Here’s the entire passage:
In the swirl of activity this week, including several speeches and a meeting between President Obama and Prime Minister Netanyahu, it is important to restate some bedrock principles about how to conduct the bilateral relationship between the United States and Israel and those principles that will guide the peace process forward.
First, Trust and Confidence — between the leaders of Israel and the United States.
This is critical because Israel is the one with the most at risk in the peace process. And unless Israel’s leaders know that America will be there to back Jerusalem in the most difficult times, they must be far more cautious in their quest for peace.
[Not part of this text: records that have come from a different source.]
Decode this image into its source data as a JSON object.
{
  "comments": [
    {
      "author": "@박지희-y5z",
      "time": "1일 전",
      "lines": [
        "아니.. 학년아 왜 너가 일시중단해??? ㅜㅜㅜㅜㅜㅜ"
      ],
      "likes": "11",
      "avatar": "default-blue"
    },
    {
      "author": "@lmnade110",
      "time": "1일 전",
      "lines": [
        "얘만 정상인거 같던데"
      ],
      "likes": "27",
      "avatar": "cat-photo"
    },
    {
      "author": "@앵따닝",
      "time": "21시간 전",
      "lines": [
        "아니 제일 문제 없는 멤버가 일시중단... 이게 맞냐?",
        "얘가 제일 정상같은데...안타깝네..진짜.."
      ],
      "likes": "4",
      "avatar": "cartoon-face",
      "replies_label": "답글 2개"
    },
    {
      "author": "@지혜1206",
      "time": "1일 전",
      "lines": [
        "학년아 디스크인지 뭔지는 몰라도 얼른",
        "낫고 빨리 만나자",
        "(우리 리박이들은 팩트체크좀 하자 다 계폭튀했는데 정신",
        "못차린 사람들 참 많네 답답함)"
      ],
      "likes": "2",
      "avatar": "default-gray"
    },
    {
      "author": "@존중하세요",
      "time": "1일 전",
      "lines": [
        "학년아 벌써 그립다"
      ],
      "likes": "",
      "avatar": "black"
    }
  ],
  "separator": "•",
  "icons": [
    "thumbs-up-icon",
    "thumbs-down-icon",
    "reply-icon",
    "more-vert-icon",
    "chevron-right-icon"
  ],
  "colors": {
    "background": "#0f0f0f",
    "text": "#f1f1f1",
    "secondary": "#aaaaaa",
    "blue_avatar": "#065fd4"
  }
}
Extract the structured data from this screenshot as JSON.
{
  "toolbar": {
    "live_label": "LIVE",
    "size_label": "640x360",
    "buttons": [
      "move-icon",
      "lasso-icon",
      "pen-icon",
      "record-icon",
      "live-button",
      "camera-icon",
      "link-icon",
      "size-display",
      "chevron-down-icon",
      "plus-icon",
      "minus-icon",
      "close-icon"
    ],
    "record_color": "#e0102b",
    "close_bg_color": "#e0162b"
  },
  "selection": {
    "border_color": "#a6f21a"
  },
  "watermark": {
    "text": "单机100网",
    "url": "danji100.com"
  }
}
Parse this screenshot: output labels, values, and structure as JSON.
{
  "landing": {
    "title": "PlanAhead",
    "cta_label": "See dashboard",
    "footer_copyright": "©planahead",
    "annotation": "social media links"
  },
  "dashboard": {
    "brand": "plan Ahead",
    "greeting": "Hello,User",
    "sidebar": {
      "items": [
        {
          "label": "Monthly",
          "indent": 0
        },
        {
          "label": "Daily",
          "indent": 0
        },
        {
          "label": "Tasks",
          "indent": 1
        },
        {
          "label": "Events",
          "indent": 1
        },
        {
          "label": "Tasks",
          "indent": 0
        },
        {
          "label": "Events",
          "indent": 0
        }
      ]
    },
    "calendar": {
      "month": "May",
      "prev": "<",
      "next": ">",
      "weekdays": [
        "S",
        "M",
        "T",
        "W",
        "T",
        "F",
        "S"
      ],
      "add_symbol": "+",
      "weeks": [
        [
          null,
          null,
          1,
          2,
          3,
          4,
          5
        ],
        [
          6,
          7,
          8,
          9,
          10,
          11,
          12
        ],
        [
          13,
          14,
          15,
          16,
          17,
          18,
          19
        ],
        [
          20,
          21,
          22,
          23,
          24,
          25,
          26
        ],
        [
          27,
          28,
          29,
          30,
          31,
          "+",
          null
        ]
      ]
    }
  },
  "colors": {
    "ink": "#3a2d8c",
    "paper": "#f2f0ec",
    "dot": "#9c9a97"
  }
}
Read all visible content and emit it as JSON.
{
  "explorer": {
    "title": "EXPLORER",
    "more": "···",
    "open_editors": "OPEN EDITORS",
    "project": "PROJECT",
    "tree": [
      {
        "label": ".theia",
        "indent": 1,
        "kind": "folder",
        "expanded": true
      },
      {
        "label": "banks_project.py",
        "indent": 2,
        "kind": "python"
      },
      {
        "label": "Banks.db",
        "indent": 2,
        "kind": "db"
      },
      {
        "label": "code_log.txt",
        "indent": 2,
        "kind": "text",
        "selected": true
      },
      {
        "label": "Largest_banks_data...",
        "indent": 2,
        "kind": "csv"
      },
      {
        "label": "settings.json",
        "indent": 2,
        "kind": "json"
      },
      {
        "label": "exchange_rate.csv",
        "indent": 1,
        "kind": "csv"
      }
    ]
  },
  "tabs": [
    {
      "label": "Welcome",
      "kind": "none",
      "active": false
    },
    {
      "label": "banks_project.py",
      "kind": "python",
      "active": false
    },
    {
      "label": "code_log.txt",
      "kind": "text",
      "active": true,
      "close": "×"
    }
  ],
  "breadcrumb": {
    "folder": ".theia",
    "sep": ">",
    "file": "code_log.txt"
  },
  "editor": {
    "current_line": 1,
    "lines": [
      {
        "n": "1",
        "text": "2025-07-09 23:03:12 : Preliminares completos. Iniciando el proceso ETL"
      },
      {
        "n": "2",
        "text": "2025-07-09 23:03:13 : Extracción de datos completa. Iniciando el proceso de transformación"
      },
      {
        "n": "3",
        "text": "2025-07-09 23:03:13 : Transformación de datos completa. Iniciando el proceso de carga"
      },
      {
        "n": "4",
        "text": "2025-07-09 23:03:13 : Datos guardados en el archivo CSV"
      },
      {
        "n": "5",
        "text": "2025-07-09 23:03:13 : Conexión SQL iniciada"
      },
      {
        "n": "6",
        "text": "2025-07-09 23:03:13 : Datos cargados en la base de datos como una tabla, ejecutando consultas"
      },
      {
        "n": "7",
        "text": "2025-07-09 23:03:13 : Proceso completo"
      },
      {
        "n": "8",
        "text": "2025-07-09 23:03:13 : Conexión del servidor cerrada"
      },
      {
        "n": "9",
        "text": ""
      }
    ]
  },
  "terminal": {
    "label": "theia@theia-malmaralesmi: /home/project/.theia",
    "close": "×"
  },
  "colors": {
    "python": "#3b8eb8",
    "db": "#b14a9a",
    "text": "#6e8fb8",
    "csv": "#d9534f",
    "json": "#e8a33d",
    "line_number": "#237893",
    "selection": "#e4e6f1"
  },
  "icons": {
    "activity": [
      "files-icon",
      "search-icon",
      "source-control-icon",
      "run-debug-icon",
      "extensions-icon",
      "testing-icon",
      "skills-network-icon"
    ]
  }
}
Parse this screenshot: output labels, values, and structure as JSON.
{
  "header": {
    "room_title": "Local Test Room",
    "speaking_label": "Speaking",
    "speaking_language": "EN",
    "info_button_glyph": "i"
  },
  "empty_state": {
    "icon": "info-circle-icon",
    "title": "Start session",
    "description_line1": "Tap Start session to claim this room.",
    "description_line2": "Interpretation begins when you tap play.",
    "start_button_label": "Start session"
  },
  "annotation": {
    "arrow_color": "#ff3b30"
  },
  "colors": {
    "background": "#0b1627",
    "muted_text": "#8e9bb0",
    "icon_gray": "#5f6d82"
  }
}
In addition, if Israel’s foes come to believe that there is diplomatic daylight between the United States and Israel, they will have every incentive to try to exploit those differences and shun peace with the Jewish state.
That is why it is so important that America and Israel work out whatever differences arise between them privately, and when tensions do arise, that the leaders work together to close those gaps.
The president’s speech to us yesterday reflected just such an effort to close those gaps.
What’s absent from this formulation is whether Kohr thinks Netanyahu has made "such an effort."
The Israeli prime minister was unusually blunt — and open — in his dismissal of President Obama’s Middle East policy speech last week, both in his statement and in how he appeared to lecture Obama in the Oval Office on Middle Eastern "realities."
And Kohr calls on "America and Israel" to "work out whatever differences arise between them privately" and called on "the leaders" — plural — to "work together to close those gaps."
In other words, he didn’t place the burden on Washington alone. But he only praised Obama.
I don’t think that’s a rebuke to Netanyahu. But it might be a warning — one Netanyahu may take to heart as he prepares for his own AIPAC address tonight.